There are a number of things people take into account when they decide whether to obey the law. Generally people obey the law to the extent that they buy into the fairness of the law.  Possibility of getting caught plays in there somewhere. Severity of punishment is somewhere down on the list, but as we've seen from failed "Law and Order" agendas, it's pretty far down.

In fact, apparently the City of Toronto can't possibly afford to have people start obeying traffic laws. They can't afford to have people stop parking illegally. This isn't much different than regional or state governments that can't afford to have their citizens stop smoking or to stop gambling. When we have sin taxes for dangerous behaviour or fines for bad behaviour we create a situation where the government doesn't actually want the behaviour to stop, or even to decline by 10%. We supposedly created those financial disincentives to reduce the behaviour, but the real result is implicating the public in the behaviour. It's the equivalent of catching someone running a scam and demanding a cut instead of reporting it to the police. You smoke, you gamble, you drive recklessly and everyone gets a kickback. When I walk down the publicly paved street or go to my publicly paid doctor I am doing so on the back of a fatal car accident that hasn't happened yet.
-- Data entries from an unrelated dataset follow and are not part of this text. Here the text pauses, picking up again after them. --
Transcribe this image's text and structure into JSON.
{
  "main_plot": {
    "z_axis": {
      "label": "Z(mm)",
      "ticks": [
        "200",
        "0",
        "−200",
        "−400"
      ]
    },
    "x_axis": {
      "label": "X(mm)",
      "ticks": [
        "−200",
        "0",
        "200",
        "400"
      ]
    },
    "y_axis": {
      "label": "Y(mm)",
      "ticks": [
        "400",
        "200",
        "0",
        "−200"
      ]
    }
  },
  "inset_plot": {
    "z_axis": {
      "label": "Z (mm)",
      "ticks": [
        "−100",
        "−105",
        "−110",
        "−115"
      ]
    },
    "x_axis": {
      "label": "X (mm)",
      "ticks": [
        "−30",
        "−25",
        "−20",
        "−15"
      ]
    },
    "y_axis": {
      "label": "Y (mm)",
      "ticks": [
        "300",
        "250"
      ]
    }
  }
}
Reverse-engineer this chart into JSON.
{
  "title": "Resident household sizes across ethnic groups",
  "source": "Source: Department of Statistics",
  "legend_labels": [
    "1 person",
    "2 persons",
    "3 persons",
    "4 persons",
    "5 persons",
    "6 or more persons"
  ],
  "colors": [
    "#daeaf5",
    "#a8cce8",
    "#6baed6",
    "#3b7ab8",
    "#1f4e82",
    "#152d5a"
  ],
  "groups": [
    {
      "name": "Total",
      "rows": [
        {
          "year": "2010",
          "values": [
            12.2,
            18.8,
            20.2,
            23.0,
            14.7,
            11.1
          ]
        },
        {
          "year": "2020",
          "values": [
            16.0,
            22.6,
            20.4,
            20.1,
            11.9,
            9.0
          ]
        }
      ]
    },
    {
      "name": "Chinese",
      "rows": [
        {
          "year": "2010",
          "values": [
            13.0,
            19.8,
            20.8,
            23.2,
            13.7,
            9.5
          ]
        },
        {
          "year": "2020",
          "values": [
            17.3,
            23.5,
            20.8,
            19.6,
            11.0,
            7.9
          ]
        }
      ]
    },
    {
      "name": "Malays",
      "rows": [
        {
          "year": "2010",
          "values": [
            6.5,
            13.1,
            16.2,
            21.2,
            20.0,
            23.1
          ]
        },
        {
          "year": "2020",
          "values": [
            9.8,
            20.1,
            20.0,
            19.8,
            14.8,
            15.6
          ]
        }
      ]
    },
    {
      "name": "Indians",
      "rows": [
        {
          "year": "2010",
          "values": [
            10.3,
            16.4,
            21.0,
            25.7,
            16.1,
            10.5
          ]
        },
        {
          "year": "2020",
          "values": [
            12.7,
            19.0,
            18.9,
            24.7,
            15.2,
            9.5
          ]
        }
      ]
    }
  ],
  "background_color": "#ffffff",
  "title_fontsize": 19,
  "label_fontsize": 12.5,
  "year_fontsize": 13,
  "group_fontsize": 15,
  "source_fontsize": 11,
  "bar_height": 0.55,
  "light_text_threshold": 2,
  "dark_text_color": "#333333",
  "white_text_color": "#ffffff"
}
The only part of this that relates back to paying for missed appointments is the discrimination based on income part. Payment for a missed appointment is there to directly cover loss of income that resulted from the behaviour. That's why in my earlier post I said that me being upset about it wasn't really about experiencing injustice even though it is unjust.

Still, can't I be upset about it about unjust things that happen to other people? It's not like systems are fair just because they produce desired results.

I'd like to know whether charging for missed appointments even does produce the desired results. Or does it, like traffic tickets, just become another line item on a budget while the problematic behaviour just continues?

1 comment:

  1. I missed a dentist appointment 8 years ago. Out of fear of having to pay a fine for missing that appointment I stopped answering the phone when they called and let my teeth rot.